Pourquoi revenir sur ce sujet quatre ans après ? Principalement parce que l’UE a promis de réévaluer sa loi majeure sur la qualité de l’eau d’ici à 2020 : la Directive cadre sur l’eau (DCE) de 2000 qui s’impose à tous les Etats membres de l’UE.

Il y a d’autres raisons qui me poussent à revenir sur le sujet. De nouvelles données sont disponibles sur l’état des eaux superficielles et souterraines en Europe. Une autre raison est l’enjeu toujours plus important de la ressource en eau à mesure que la population augmente, que les pressions sur l’eau s’accroissent dans une multitude de bassins hydrographiques et que le réchauffement climatique s’intensifie.

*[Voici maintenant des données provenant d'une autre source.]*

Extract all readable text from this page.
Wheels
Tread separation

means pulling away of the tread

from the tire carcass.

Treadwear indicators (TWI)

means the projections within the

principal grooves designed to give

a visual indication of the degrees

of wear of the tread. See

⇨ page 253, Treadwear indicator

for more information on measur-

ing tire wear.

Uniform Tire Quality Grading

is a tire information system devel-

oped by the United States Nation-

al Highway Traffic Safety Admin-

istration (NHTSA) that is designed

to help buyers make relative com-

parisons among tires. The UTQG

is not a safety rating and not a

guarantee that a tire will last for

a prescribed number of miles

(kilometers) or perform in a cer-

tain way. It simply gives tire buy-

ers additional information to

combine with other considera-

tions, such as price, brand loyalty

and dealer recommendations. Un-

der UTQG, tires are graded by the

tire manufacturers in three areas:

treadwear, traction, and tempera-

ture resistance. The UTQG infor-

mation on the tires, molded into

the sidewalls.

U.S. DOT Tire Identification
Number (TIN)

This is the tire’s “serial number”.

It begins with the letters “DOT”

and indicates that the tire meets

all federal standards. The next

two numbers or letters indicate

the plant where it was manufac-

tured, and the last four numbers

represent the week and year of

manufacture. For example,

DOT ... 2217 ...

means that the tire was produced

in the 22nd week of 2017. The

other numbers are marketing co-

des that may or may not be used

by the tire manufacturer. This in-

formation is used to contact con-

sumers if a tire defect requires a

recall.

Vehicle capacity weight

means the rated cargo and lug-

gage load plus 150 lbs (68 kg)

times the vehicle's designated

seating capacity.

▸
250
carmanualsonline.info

En Europe, la qualité de nos rivières et de nos nappes phréatiques, ainsi que l’évolution de la loi européenne sur l’eau, disent pratiquement tout de nos systèmes économiques et politiques, de nos relations à l’environnement et aux autres. Il suffit de regarder l’eau et sa loi pour comprendre où on en est en tant que collectivités humaines. Enfin, le thème de l’eau me motive pour plonger dans le monde des séries documentaires vidéos.

Cette série vidéo est fondée sur une grande diversité de sources, juridiques, scientifiques et journalistiques pour l’essentiel. Vous pouvez vérifier leur pertinence dans le texte rattaché à chaque vidéo. Toutes mes sources sont citées paragraphe par paragraphe.

Contenu de la 1ère partie

I. Notions de base

  • I.1. Masses d’eau [0mn07s sur la vidéo youtube]
  • I.2. L’état des masses d’eau [1mn07s]
  • I.3. Critique de l’évaluation [3mn55s]
  • I.4. Potentiel écologique [7mn26s]
  • Sources

 

I. NOTIONS DE BASE

I.1. Masse d’eau

Dans l’Union Européenne, quand on parle de gestion de l’eau, on parle de masses d’eau dans des districts hydrographiques. La France métropolitaine en compte six. Chaque district hydrographique comme le bassin Artois-Picardie contient plusieurs masses d’eau, souvent plusieurs douzaines, voire plusieurs centaines. Une masse d’eau de surface ou superficielle peut être une partie ou la totalité d’une rivière ou d’un fleuve, un canal, un lac, ou encore une masse d’eau côtière ou de transition entre côte et intérieur des terres. Une masse d’eau souterraine désigne un certain volume d’eau dans un ou dans plusieurs aquifère(s) ; l’aquifère représente « un sol ou une roche susceptible de contenir de l’eau en mouvement ».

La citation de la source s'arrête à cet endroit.